Changes to the business landscape mean that long term market incumbents face disruption from new innovative competitors, as well as cross-sector and cross-border entry. Adopting agile working is seen by many as a way to combat this, although where and how to be agile remain key uncertainties; something which can cost businesses dearly in terms of operational efficiency.
Disruptive technologies, climate change and political shifts are among a number of forces presently changing the business environment. While agility is being treated by many businesses as a holy grail to address these challenges, it comes with costs if companies place the wrong bets. Now a new analysis from Oliver Wyman has explored the possible failings companies can experience if they miscalculate their agile transformations. The study into agility and the kinds of practices used by large organisations to bolster agile practices, involved executives at 29 large companies in 11 industries in 4 countries.

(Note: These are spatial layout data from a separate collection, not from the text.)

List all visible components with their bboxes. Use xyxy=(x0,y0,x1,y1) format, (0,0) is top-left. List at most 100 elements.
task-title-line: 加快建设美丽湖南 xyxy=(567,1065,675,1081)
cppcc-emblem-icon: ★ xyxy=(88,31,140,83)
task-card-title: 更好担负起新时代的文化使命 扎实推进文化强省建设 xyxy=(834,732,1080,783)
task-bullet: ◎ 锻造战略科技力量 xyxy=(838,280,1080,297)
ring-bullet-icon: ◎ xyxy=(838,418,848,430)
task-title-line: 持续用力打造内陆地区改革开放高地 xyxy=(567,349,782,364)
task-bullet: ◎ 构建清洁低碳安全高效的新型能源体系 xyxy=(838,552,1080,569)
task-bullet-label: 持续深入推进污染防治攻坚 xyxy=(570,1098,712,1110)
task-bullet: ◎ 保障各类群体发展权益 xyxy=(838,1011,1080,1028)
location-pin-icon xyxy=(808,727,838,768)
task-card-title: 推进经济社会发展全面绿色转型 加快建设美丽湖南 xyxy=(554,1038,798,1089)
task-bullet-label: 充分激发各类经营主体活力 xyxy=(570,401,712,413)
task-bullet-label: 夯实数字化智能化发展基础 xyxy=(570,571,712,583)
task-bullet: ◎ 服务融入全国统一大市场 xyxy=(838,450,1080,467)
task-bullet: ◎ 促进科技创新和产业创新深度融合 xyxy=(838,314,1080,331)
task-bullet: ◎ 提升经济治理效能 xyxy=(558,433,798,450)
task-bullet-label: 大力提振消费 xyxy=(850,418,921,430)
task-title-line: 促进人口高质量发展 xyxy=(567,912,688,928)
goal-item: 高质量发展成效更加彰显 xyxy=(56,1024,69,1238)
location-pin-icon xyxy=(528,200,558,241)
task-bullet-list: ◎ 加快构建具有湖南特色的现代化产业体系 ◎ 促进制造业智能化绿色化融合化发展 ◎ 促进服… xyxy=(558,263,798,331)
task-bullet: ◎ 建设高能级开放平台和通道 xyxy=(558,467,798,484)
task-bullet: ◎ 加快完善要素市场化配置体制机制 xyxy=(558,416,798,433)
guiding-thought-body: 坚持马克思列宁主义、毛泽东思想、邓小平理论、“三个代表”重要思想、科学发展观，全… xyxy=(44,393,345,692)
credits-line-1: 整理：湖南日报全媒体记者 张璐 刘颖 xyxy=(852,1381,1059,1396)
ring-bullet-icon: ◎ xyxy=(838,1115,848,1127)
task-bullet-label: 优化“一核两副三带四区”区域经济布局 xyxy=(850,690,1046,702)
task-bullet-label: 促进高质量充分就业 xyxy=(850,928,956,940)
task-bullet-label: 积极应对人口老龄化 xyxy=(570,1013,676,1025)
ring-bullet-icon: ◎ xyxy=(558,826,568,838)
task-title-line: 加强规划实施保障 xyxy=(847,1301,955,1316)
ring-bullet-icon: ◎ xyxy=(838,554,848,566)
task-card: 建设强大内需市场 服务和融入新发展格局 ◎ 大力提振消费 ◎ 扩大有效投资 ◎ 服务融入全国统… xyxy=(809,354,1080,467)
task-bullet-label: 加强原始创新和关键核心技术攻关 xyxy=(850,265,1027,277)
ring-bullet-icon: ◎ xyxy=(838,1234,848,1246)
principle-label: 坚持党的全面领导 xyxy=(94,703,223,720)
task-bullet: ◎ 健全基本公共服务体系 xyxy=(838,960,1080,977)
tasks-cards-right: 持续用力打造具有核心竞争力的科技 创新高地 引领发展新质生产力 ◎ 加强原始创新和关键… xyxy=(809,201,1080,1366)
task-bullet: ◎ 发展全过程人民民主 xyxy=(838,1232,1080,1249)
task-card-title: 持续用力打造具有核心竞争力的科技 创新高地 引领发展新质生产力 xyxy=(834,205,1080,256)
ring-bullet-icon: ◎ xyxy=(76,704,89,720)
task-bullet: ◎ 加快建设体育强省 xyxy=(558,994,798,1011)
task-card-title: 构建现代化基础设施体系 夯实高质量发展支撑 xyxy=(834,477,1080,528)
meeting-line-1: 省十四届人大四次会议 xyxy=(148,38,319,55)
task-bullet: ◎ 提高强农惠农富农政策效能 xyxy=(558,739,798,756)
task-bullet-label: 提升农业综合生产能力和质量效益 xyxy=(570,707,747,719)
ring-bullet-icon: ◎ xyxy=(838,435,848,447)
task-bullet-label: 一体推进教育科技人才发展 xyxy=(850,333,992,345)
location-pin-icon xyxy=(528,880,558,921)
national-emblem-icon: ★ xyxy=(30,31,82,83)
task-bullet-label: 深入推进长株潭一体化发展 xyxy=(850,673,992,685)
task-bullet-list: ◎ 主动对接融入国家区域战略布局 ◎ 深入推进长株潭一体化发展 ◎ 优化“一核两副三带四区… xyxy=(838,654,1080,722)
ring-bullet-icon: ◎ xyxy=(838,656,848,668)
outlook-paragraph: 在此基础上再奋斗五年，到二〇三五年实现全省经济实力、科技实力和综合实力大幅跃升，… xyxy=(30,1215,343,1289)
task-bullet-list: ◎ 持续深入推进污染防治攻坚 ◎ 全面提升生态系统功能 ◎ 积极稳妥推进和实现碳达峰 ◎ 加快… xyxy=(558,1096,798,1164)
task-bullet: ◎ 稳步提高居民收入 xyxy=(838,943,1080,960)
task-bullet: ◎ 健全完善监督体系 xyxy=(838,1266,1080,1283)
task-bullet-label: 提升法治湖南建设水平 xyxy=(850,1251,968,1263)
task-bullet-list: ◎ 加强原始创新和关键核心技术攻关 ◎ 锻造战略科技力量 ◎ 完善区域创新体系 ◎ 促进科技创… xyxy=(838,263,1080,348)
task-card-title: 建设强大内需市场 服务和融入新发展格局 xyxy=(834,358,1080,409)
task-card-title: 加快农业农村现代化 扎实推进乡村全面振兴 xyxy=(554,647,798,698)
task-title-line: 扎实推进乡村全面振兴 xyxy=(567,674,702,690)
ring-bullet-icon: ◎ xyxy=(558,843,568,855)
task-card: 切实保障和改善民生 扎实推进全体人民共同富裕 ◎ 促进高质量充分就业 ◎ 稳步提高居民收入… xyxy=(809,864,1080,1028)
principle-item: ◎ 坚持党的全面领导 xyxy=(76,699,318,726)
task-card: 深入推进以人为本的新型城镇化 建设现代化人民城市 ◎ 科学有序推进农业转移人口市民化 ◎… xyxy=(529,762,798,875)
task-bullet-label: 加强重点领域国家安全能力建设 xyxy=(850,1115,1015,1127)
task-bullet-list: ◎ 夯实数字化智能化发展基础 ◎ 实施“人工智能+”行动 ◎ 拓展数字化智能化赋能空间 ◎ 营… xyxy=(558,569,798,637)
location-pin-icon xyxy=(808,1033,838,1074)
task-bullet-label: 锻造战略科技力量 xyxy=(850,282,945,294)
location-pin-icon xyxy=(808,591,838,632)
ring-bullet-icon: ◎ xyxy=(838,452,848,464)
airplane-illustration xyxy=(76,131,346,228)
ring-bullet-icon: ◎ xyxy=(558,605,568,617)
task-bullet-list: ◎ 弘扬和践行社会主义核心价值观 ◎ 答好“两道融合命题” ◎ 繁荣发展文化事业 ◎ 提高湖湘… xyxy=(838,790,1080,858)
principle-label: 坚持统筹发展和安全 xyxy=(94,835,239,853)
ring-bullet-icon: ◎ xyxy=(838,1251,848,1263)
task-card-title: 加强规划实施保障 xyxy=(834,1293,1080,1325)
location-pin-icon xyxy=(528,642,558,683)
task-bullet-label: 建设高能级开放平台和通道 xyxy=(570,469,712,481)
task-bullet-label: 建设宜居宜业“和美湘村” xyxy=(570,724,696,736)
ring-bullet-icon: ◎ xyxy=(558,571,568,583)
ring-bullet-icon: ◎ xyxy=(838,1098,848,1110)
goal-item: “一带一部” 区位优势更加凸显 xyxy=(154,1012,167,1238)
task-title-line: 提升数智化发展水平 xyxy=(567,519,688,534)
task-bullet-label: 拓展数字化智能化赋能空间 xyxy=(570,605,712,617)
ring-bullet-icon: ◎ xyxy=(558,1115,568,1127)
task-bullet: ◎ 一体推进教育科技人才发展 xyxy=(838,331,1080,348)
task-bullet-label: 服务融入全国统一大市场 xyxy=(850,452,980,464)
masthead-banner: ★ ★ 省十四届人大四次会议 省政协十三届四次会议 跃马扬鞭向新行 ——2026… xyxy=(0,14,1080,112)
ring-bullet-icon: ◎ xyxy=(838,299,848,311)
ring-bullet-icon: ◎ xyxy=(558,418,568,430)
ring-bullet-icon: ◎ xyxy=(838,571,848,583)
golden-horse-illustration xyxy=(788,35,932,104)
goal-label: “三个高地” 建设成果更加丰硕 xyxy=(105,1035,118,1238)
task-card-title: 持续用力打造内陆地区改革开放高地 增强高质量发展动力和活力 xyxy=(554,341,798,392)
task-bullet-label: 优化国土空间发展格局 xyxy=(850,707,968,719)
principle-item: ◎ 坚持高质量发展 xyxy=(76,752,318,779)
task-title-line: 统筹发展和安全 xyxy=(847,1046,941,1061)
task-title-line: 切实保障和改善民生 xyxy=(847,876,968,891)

The firm’s analysis shows that companies are increasingly fragile, with the S&P500 increasing churn significantly; the firm notes that since 2000 around half of companies then on the S&P500 are either no longer there, or were transformed in ways that makes them unrecognisable – often now business units in bigger organisations. The near future is likely to see turnover decrease in speed, the firm projecting that by 2027 around a third of companies that were on the S&P500 index 50 years ago, will still be there.
The current environment is deemed particularly uncertain, as global forces face some of their biggest challenges ever, yet, as the analysis highlights, agility tends to trade against efficiencies, particularly of scale. Old models require long-term commitments to goals and strategy, and require considerable resources to operate, while more agile models demand flexibility, with models focused on iterative improvement. However, companies can be better at being agile and efficient, with a trade off in part dependent on their dynamism.
Achieving agility in organisations remains difficult, according to the study. Around 4% of respondents said that their organisation is extremely high in agility, while 22% of respondents said their level of agility is high. Around 41% said that their organisation operated at a low-level of agility.
Becoming agile is no easy feat, the study notes that implementing Agile processes, is only one part of a wider shift to becoming more agile as a company. Innovation units too play a key role, one that is understood as part of a dynamic approach to agile practices. The vast majority of organisations have such units (90%), although the organisations that say that such units are critical to the overall organisation achieving greater agility differs considerably, 26% say extremely high, 44% say high, while 15% say not at all.
One problem is that the term ‘innovation unit’ can be vacuous, with a broad array of activities falling within the category – scouting teams, incubators, accelerators, excubators, venture funds, among others – not all of which are as good at driving innovation and agility than others. The firm noting that some techniques are short-term high-capital fixes to add innovation, such as acquisitions, while others are low bar capital wise, but offer longer-term opportunities, such as hackathons, etc.
In terms of reasons why innovation units fail to deliver agile results, a broad array of issues could be at fault – although in many instances a lack of acceptance of failure as a possibility, is itself an issue. However, when asked what the top three reasons innovation units fail in getting their initiatives adopted into the wider company, external factors to the unit, such as ‘mindset: survival mentality, unwilling to change and risk-avoidance’, ranked in the number one spot at 16% of respondents. Internal politics and bureaucracy followed, cited by 14% of respondents. While innovation units finding themselves on an island, unable to communicate or involve other business units, came in third.
Overall the reasons cited for failure are relatively broad, reflecting that there is no one easy fix to create successful innovation units. A number of factors are, according to the authors, noted to improve outcomes, including adopting a start-up ethos; experimenting with purpose; adopt a flexible organisational structure; encouraging explorer mindsets and behaviours; empowering and encouraging leadership agility; and developing an entrepreneurial mindset.